Ich hatte den Eindruck, Du sahest  mein Engagement aus der gleichen Distanz  wie meine seinerzeitige – von Dir nicht geteilte – Kritik der politischen und gewerkschaftlichen Bürokratie der sogenannten Arbeiterbewegung, einschließlich der Trotzkisten. Und so hatte unsere freundschaftliche Beziehung, die auf dem Zufall gegenseitiger familiärer Besuche basierte, nichts Politisches, auch wenn wir voneinander sehr genau Bescheid wußten. Wir lebten auf verschiedenen theoretischen Planeten, sprachen bei unseren Begegnungen nur wenig oder oberflächlich von Politik und beobachteten uns gegenseitig mit Neugierde. Nur einmal stelltest Du mir eine Frage nach der “Kommunistischen” Partei, die mir in unmittelbarem Zusammenhang mit strategischen Überlegungen Mitterands zu stehen schien. Denn obwohl Du meinen Standpunkt nicht teiltest, schätztest du durchaus den Realismus meiner Wahrnehmungen und die Stichhaltigkeit bestimmter Analysen. Ich hatte Dir geantwortet, daß eine beträchtliche Fraktion im Parteiapparat durch unverbrüchliche Bande aller Art – u.a. wirtschaftlicher – mit Moskau unwiderruflich kompromittiert sei, daß aber die Basis der politischen und gewerkschaftlichen Bürokratie ihre Wurzeln im französischen ökonomischen und sozialen Boden hat und daß diese Fraktion national, ja sogar nationalistisch sei. Auf jeden Fall hattest Du mir anläßlich einer unserer letzten Treffen versichert, daß es “in Frankreich nicht in Frage kommen werde, Diskussionen zu behindern oder Bücher zu verbieten”.

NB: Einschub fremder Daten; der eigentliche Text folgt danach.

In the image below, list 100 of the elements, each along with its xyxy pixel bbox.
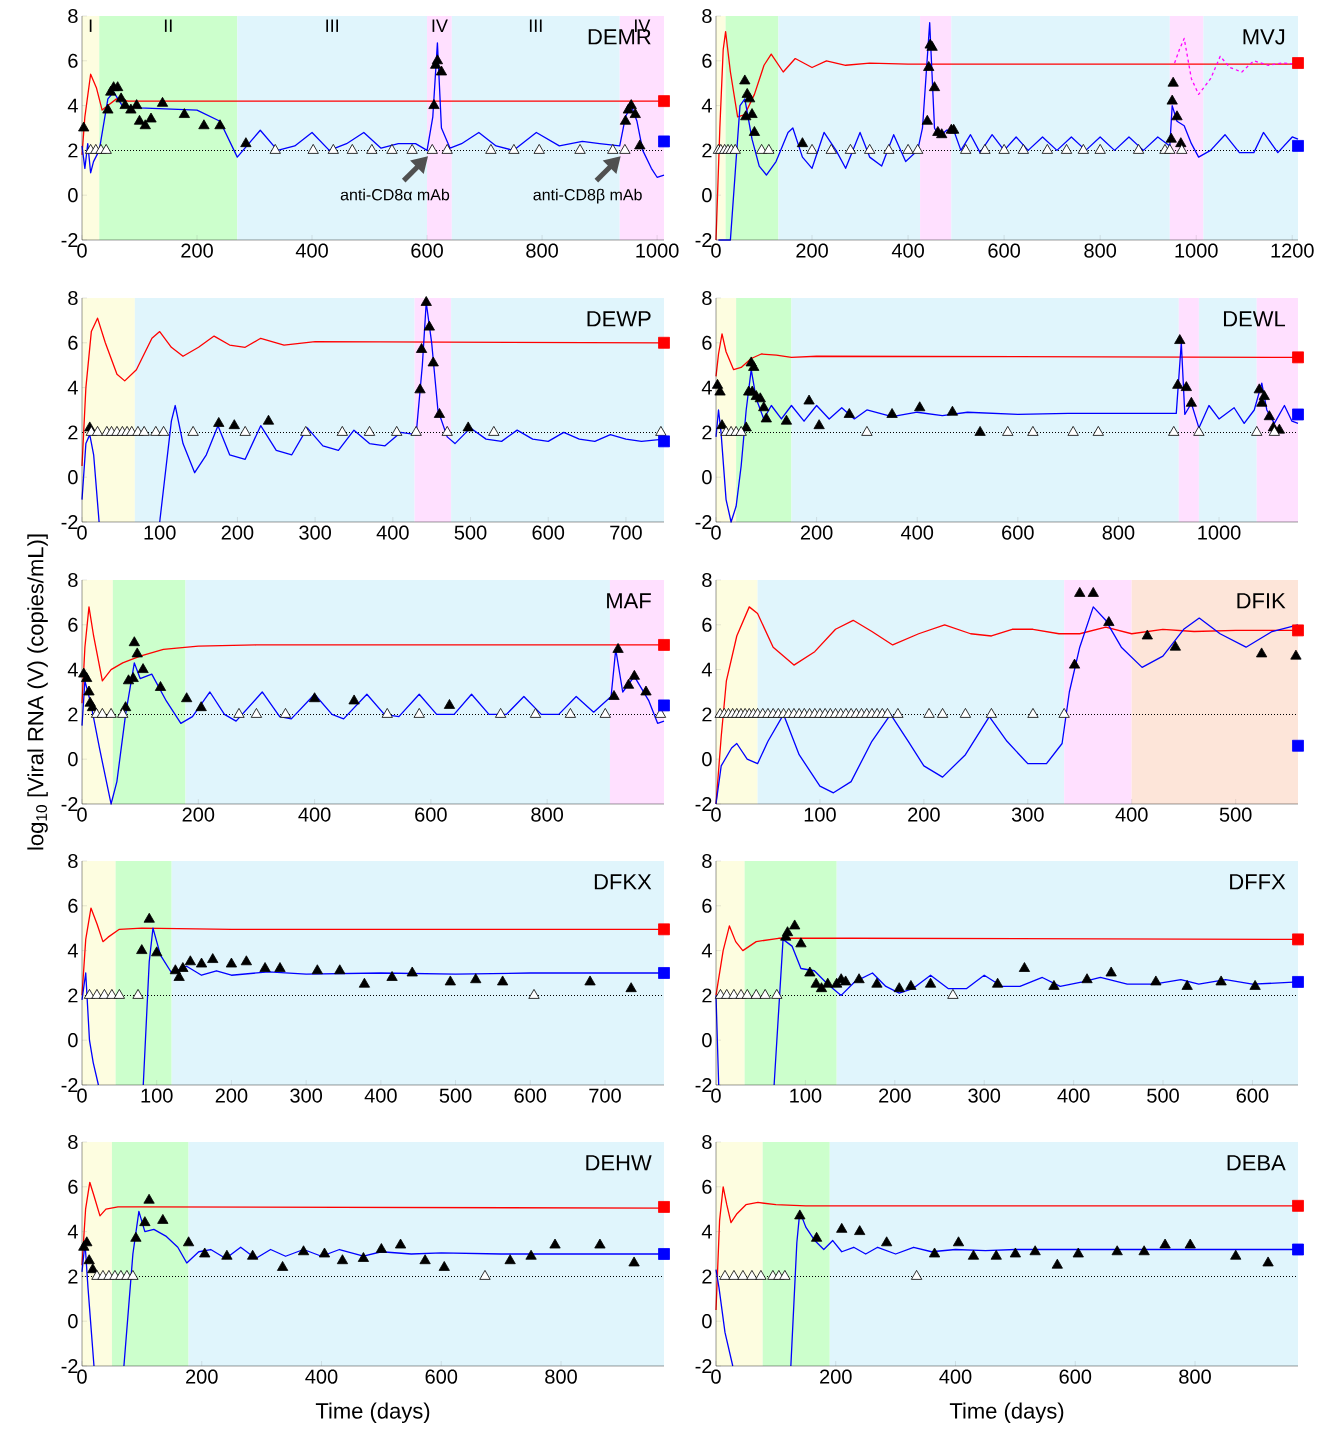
y-tick-label: 0 [68, 470, 78, 485]
x-tick-label: 700 [610, 525, 642, 540]
x-tick-label: 400 [1115, 807, 1148, 822]
x-tick-label: 1000 [636, 243, 679, 258]
x-tick-label: 400 [305, 1369, 338, 1384]
x-tick-label: 200 [215, 1088, 248, 1103]
y-tick-label: 4 [67, 98, 78, 113]
y-tick-label: 4 [67, 662, 78, 677]
y-tick-label: 8 [68, 853, 78, 869]
band-label: II [164, 19, 172, 32]
x-tick-label: 600 [415, 807, 447, 822]
y-tick-label: -2 [61, 233, 78, 247]
x-tick-label: 600 [1059, 1369, 1092, 1384]
x-tick-label: 400 [364, 1088, 397, 1103]
y-tick-label: 0 [702, 752, 712, 767]
y-tick-label: 8 [68, 290, 78, 306]
y-tick-label: 2 [68, 1269, 78, 1284]
x-tick-label: 200 [182, 807, 215, 822]
x-tick-label: 300 [299, 525, 331, 540]
y-tick-label: -2 [61, 1078, 78, 1092]
y-tick-label: 2 [702, 988, 712, 1003]
chart-title: DEBA [1227, 1155, 1286, 1171]
x-tick-label: 500 [1219, 807, 1252, 822]
x-tick-label: 600 [532, 525, 565, 540]
x-tick-label: 400 [891, 243, 924, 258]
x-tick-label: 800 [545, 1369, 577, 1384]
y-tick-label: 6 [68, 617, 78, 632]
band-label: IV [432, 19, 448, 32]
x-tick-label: 500 [454, 525, 487, 540]
y-tick-label: 2 [68, 143, 78, 158]
y-tick-label: 0 [68, 1314, 78, 1329]
y-tick-label: 0 [68, 752, 78, 767]
x-tick-label: 500 [1147, 1088, 1179, 1103]
y-tick-label: 8 [68, 572, 78, 588]
y-tick-label: 2 [68, 425, 78, 440]
y-tick-label: 8 [68, 8, 78, 24]
y-tick-label: 6 [68, 53, 78, 68]
x-tick-label: 800 [526, 243, 558, 258]
chart-title: DFIK [1237, 593, 1286, 609]
y-tick-label: 4 [67, 1224, 78, 1239]
y-tick-label: 0 [68, 1033, 78, 1048]
y-tick-label: 0 [702, 1033, 712, 1048]
chart-title: MVJ [1243, 29, 1285, 45]
x-tick-label: 200 [796, 243, 828, 258]
y-tick-label: -2 [695, 797, 712, 811]
x-tick-label: 600 [988, 243, 1021, 258]
y-tick-label: 0 [702, 1314, 712, 1329]
y-tick-label: 2 [68, 988, 78, 1003]
y-tick-label: 8 [702, 1134, 712, 1150]
y-tick-label: 4 [701, 98, 712, 113]
y-tick-label: 2 [68, 707, 78, 722]
x-tick-label: 200 [908, 807, 940, 822]
y-tick-label: 0 [702, 470, 712, 485]
chart-title: DEWL [1223, 311, 1286, 327]
y-tick-label: 8 [702, 290, 712, 306]
x-tick-label: 800 [1102, 525, 1135, 540]
y-tick-label: 4 [701, 662, 712, 677]
x-tick-label: 400 [376, 525, 409, 540]
annotation: anti-CD8β mAb [533, 188, 642, 204]
x-tick-label: 500 [439, 1088, 472, 1103]
x-tick-label: 800 [1084, 243, 1117, 258]
y-tick-label: 2 [702, 143, 712, 158]
chart-title: DEWP [587, 311, 651, 327]
x-tick-label: 1000 [1198, 525, 1241, 540]
band-label: III [529, 19, 542, 32]
y-tick-label: 8 [702, 572, 712, 588]
y-tick-label: -2 [695, 1078, 712, 1092]
x-tick-label: 400 [939, 1369, 972, 1384]
y-tick-label: 4 [701, 1224, 712, 1239]
x-tick-label: 600 [1236, 1088, 1269, 1103]
band-label: III [326, 19, 339, 32]
x-tick-label: 600 [1002, 525, 1034, 540]
x-tick-label: 100 [144, 525, 176, 540]
x-tick-label: 100 [804, 807, 836, 822]
y-tick-label: -2 [61, 1359, 78, 1373]
x-tick-label: 600 [514, 1088, 547, 1103]
x-tick-label: 300 [968, 1088, 1001, 1103]
y-tick-label: 4 [701, 380, 712, 395]
band-label: I [89, 19, 92, 32]
y-tick-label: 8 [702, 853, 712, 869]
y-tick-label: 6 [702, 53, 712, 68]
x-tick-label: 1200 [1271, 243, 1314, 258]
x-tick-label: 200 [800, 525, 833, 540]
y-axis-title: log$_{10}$ [Viral RNA (V) (copies/mL)] [27, 534, 48, 850]
y-tick-label: 6 [68, 1179, 78, 1194]
x-tick-label: 600 [425, 1369, 458, 1384]
y-tick-label: 6 [68, 335, 78, 350]
y-tick-label: 4 [67, 943, 78, 958]
x-tick-label: 800 [1179, 1369, 1211, 1384]
x-axis-title: Time (days) [315, 1402, 430, 1424]
chart-title: MAF [607, 593, 651, 609]
x-tick-label: 700 [589, 1088, 621, 1103]
x-axis-title: Time (days) [949, 1402, 1064, 1424]
y-tick-label: 6 [702, 617, 712, 632]
x-tick-label: 400 [298, 807, 331, 822]
x-tick-label: 200 [181, 243, 213, 258]
chart-title: DFKX [594, 874, 652, 890]
x-tick-label: 800 [531, 807, 564, 822]
y-tick-label: 0 [68, 188, 78, 203]
y-tick-label: 6 [702, 898, 712, 913]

Neun Jahre später aber hast Du für das Gesetz Gayssot gestimmt!

Mir kommt ein Satz von Daniel Mothes, der bei Renault politisch aktiv war und der Gruppe ”Sozialismus oder Barbarei” angehörte, in den Sinn: “Das römische Reich hat Ruinen hinterlassen; die Arbeiterbewegung nur Müll.”

Heute leitest Du den Wahlkampf einer Koalition, die total und absolut der Logik des Kapitals unterworfen ist, die im “Antifaschismus” den größten Teil ihres Mülls wieder aufarbeitet.

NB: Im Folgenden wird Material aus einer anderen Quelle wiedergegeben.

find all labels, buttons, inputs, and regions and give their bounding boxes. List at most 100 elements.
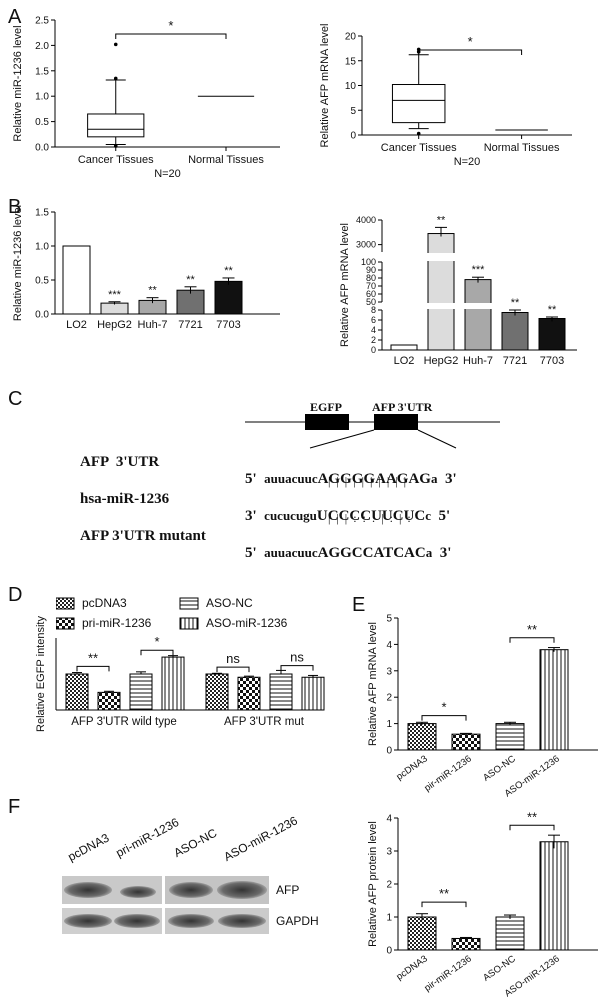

Ich habe auf der Buchmesse einen Text der Librairie du Savoir, der antitotalitären rumänischen Buchhandlung in Paris, verteilt, die mutigerweise den Verkauf von Roger Garaudys Buches “Les Mythes fondateurs de la politique israélienne” übernommen hat und daraufhin mehrere Male überfallen wurde. Ich habe beobachtet, wie der Bücherstand des Front National von einer brüllenden Meute niedergerissen wurde, die den Front National beschuldigten, “Bücher vernichten zu wollen”. Hier ein Ausschnitt des Textes, den ich dort verteilt habe: “Der Antifaschismus hat für die schlimmsten Ungeheuerlichkeiten die Rechtfertigung abgegeben. Er stellt das Alibi des Totalitarismus dar. Er erlaubt, gegen jeden beliebigen Gegner, der als mehr oder weniger ‘faschistisch’ erklärt wird, Vorgehensweisen anzuwenden, die den ‘Faschisten’ zugeschrieben werden. Das heißt, der Antifaschismus ist der mentale Mechanismus, dank dessen alle moralischen Schranken und alle Zurückhaltung in der Ausübung von Gewalt gegenüber dem Gegner durchbrochen werden können. Der Antifaschismus wird darin nicht einmal von der Verpflichtung begrenzt, den Faschismus in seiner Ungeheuerlichkeit nicht übertreffen zu dürfen; besser gesagt, ist diese Begrenzung illusorisch, kann der Antifaschist sich doch frei die Ungeheuerlichkeiten seines Gegners zurechtphantasieren. Der Antifaschist hat also seinen Anteil daran, daß die Ungeheuerlichkeit, die er zu bekämpfen meint bzw. behauptet, Wirklichkeit wird.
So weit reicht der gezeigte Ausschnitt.